Most of us are shocked by the obscene amount of money required to successfully run for elected office now, particularly on the federal level. Hence, more millionaire politicians, from the mayor of NYC to the U.S. Senate. I believe that fact leads to a variety of consequences and one of them especially affects Dave and me.
I really don't like the term senior citizen, probably because I am one, but as a group we seniors are vulnerable to the decisions of these rich pols who don't have a clue how the rest of us live. The decisions that have me riled up at the moment are 1) not to give Social Security recipients a cost of living increase this year because according to the fat cats we don't need it, and 2) now the Senate has decided that President Obama's promise of a $250 check to Social Security recipients this spring to soften the blow would cost too much, and besides of course, we still don't need it.

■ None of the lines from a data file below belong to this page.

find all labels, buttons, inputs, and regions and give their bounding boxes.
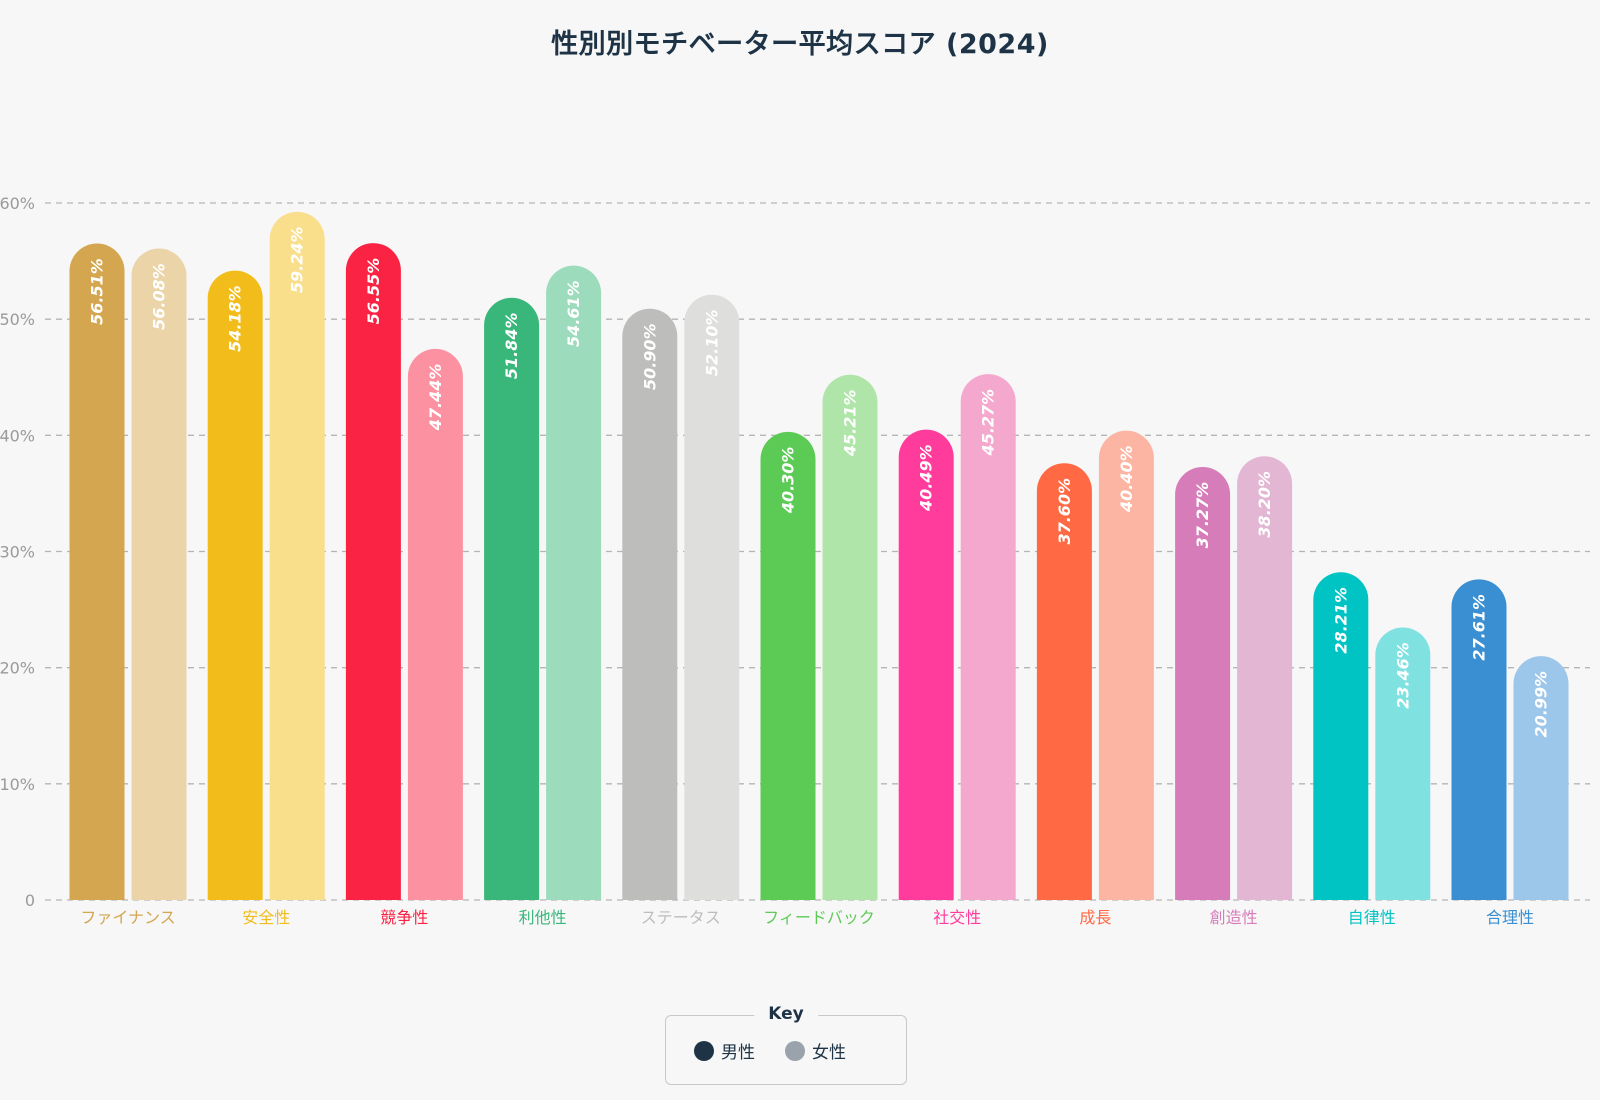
bar-female <box>546 265 602 900</box>
chart-plot: 0 10% 20% 30% 40% 50% 60% 56.51% 56.08% ファイナンス 54.… <box>0 194 1590 927</box>
bar-value-label: 27.61% <box>1470 594 1489 661</box>
bar-male <box>69 243 125 900</box>
bar-value-label: 59.24% <box>288 227 307 294</box>
legend-item-male[interactable]: 男性 <box>694 1038 755 1063</box>
bar-value-label: 45.27% <box>979 389 998 457</box>
bar-value-label: 50.90% <box>640 323 659 390</box>
bar-value-label: 47.44% <box>426 364 445 432</box>
x-category-label: 合理性 <box>1486 908 1534 927</box>
y-tick-label: 20% <box>0 659 35 678</box>
bar-female <box>407 348 463 900</box>
x-category-label: ファイナンス <box>80 908 175 927</box>
bar-male <box>1313 572 1369 900</box>
bar-value-label: 20.99% <box>1532 671 1551 738</box>
y-tick-label: 0 <box>25 891 35 910</box>
bar-value-label: 56.51% <box>88 258 107 325</box>
bar-value-label: 40.40% <box>1117 445 1136 513</box>
bar-male <box>207 270 263 900</box>
bar-value-label: 40.49% <box>917 444 936 512</box>
legend: Key 男性 女性 <box>665 1004 907 1085</box>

I would love to see each U.S. senator put on a Social Security budget for one month. Toward the end of that month we would send him/her to fill the gas tank on the old car we drive, then to the drug store to buy normal items like toothpaste, deodorant, maybe a greeting card, a pain reliever, and most important refills for a few prescriptions. Following that, Sen. X would have to go to the grocery store to buy a week's worth of groceries for two people, including non-food but necessary items like laundry detergent, paper products, soap, and perhaps some pet food. Then home to find the mail carrier has brought utility bills for the month. We would then ask them, "How are you going to pay for all this?"
How I would love to be a fly on the wall for that conversation. Maybe I'm wrong, but I believe that once a person rises that high in elective office, he or she is so cushioned from the real world lived by the majority of U.S. citizens, seniors or not, that they are no longer representative of their constituents. Of course those millionaires in office never were.
Out here in reality we are still having a tough time making ends meet. That $250 probably seems like chump change for the members of the U.S. Senate, but to people like us it's a good amount of money that could have been put to very good use - partially paying the bill to heat our homes, for instance.